Фишель выпил, сделав недовольную мину.
— Вам хорошо смеяться, господин Шюттенстрем. Ну да ладно, может, ничего страшного и не случится и все обойдется благополучно. Возможно даже, что мы вскоре встретимся с нашими лодками и под их охраной дойдем до места. Вот только когда я подумаю о Бордо… — В складках его рта еще резче обозначились морщинки. — Торжественной встречи не будет… Повесят мне на шею, как раз на том месте, где у других болтается «рыцарский крест», узкий галстук. Им ведь нужно иметь виновника гибели «Нанкина».
Командир, ничего не ответив, молча рассматривал своего старшего помощника.
— В конце концов, что значит «виновник»? Сначала надо все расследовать, а потом доказать, чем я нарушил свой долг, господа судьи! Но меня не так-то легко взять. Партия скажет свое слово!
Последнюю фразу Фишель пролаял, сопровождая каждое слово стуком костяшек пальцев по столу.
Разыгрывая из себя простачка, Шюттенстрем наивно спросил:
— При чем здесь партия? Какое отношение она имеет к взлетевшей на воздух посудине?
— Очень прямое. Или вы полагаете, что я, старый член национал-социалистской партии, ничему не научился?
— Да нет, я просто думал, что… Если судно слишком перегружено взрывчаткой и в то же время не соблюдаются правила безопасности, то на этот счет существуют определенные законы. Или же в зависимости от номера членского билета они различны?

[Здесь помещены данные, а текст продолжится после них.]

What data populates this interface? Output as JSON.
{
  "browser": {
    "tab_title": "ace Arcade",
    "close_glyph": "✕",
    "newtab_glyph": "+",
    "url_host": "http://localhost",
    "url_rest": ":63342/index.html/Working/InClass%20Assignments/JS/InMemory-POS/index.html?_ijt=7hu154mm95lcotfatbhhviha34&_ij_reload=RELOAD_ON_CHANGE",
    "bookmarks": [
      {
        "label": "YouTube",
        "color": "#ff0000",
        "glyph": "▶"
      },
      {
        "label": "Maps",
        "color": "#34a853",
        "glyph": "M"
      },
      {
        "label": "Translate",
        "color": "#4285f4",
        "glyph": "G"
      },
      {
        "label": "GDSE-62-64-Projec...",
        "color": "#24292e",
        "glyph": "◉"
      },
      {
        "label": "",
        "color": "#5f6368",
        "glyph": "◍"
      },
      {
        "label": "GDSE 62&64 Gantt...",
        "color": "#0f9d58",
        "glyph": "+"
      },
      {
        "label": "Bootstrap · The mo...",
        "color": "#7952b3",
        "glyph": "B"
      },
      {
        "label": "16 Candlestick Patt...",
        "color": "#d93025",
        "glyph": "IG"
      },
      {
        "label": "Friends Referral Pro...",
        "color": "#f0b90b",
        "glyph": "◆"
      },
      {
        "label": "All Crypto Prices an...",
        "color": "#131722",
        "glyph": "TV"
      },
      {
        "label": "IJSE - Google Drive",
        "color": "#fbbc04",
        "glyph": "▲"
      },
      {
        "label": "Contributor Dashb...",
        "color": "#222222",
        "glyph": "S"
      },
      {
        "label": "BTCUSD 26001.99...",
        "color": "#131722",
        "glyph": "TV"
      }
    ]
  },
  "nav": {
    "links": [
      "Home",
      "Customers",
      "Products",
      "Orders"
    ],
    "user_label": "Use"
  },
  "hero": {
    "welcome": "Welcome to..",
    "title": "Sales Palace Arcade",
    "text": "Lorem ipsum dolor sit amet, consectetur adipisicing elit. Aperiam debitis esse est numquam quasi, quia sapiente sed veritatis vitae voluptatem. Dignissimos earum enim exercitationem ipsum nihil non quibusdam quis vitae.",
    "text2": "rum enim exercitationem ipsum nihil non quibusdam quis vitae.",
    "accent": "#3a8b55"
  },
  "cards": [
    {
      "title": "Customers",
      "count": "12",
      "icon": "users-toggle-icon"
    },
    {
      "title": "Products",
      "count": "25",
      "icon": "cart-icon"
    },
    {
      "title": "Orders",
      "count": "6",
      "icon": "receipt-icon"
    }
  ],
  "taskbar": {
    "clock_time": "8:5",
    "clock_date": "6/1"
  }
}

Фишель, волнуясь, даже не уловил насмешки в словах Шюттенстрема. Он серьезно воспринял его замечание:
— Да, закон не для всех одинаков! В конце концов, у нас наказуется не само преступление, а человек, как виновник преступления. Я всей своей службой, — Фишель, говоря это, все время бил себя в грудь, — доказал свое отношение к фюреру. Мой экипаж всегда был готов в любую минуту умереть за идеи нашей партии. Везде, где бы я ни служил, я был не только офицером, но и политиком. Моя служба — это образец служения народу и фюреру. Я всегда был примером для всех. Это они должны будут учесть!
— А вы еще не имели счастья убедиться, учитывают ли это наши канцелярские крысы?
— Вы еще увидите, господин Шюттенстрем! Конечно, вы не можете всего этого понять. В конце концов, национал-социализм не сделал вас великим. Но мне-то все хорошо известно, и я абсолютно уверен в этом!
Фишель, кажется, очень увлекся.
— Я уверен, — напыщенно продолжал он, — что дух фюрера укрепился и в нашей юстиции. Военные судьи уже освободились от старых, отживших представлений и принципов. Если «Нанкин» и был перегружен, значит, на то была воля фюрера. Ну, а что он может сделать против диверсий негодяев и преступников вроде вашего «зайца»? Нет, все его приказы имеют глубокий смысл и, в конце концов, приводят к успеху. При условии, если мы, солдаты, выполняем их точно. Только в одном я должен, пожалуй, упрекнуть себя: я, как воспитатель, недостаточно последовательно выполнял свой долг. Нельзя допускать ни малейшего послабления, ибо это начало конца. — Фишель вытер платком лицо. — Но в этом вопросе вы, господин Шюттенстрем, не можете или просто не хотите придерживаться моей точки зрения. Это я замечал уже несколько раз. Взять хотя бы ваше отношение к поведению Кунерта. Но я хочу сказать только одно: до тех пор, пока я нахожусь здесь, на «Хорнсрифе», я буду исполнять свой долг и ни на минуту не прекращу борьбы с недисциплинированностью и небрежностью. Со всей политической ответственностью я буду бороться за воспитание команды в духе идей нашей партии.